Ensuite, sans esprit colonial, France et Grande-Bretagne ont le droit et le devoir d'aider les Libyens à gérer leur pétrole. Déjà Russes et Chinois, hier avocats empressés de Kadhafi écorchant les reins de l'Otan, s'avancent pour lécher l'or noir qu'ils ne méritent pas. Courageux dans le conflit, ne soyons pas naïfs après le cessez-le-feu.
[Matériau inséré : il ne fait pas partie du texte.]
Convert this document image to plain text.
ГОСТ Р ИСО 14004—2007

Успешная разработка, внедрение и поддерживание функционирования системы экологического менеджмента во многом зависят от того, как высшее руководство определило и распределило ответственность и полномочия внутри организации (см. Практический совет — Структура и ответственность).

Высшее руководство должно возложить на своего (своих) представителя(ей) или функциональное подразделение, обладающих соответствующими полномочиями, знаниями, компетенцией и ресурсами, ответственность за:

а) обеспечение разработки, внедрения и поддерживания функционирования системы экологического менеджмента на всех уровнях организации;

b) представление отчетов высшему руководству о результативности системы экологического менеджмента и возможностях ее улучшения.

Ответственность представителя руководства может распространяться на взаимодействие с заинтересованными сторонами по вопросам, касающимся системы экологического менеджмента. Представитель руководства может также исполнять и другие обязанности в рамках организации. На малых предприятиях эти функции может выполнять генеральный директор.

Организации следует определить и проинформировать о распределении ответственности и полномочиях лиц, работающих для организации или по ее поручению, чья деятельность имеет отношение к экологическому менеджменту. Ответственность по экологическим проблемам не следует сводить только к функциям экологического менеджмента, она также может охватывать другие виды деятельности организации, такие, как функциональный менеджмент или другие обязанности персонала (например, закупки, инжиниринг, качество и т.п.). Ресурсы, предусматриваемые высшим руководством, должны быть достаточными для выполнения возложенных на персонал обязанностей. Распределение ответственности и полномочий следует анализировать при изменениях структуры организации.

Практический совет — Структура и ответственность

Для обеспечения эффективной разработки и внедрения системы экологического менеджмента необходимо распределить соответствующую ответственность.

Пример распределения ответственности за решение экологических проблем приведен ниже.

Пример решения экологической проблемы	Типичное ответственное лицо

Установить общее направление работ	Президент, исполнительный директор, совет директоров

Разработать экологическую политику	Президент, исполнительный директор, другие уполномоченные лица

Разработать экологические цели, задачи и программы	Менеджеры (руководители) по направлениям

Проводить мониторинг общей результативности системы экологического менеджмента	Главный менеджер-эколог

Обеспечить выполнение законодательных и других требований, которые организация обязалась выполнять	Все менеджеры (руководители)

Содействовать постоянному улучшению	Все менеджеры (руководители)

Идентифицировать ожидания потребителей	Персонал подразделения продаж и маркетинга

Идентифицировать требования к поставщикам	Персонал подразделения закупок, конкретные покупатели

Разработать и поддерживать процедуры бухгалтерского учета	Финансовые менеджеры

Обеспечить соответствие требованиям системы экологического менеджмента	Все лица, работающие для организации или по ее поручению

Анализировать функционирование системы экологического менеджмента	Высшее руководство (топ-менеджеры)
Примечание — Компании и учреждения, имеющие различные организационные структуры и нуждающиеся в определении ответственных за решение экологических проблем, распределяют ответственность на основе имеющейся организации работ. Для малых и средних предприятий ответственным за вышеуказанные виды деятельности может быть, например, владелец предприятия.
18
Enfin, parce que le printemps arabe ouvre une nouvelle saison géopolitique sur toute la terre, c'est à l'Europe, et d'abord à la France, de poursuivre l'initiative et de tout changer : l'Otan doit être remplacée par une Défense européenne, l'Union pour la Méditerranée doit être relancée et la paix au Proche-Orient, être assurée par la reconnaissance d'un Etat palestinien aux Nations unies et la garantie de la sécurité israélienne par une force internationale. Immense chantier !

 

Nicolas Sarkozy a eu le salutaire réflexe de sauver Benghazi, et permis à la France de mener une guerre juste et victorieuse. Aura-t-il la patience de la diplomatie ? Il faut un Yalta pour ordonner cette première moitié du xxie siècle : ne manquons pas le rendez-vous de Tripoli.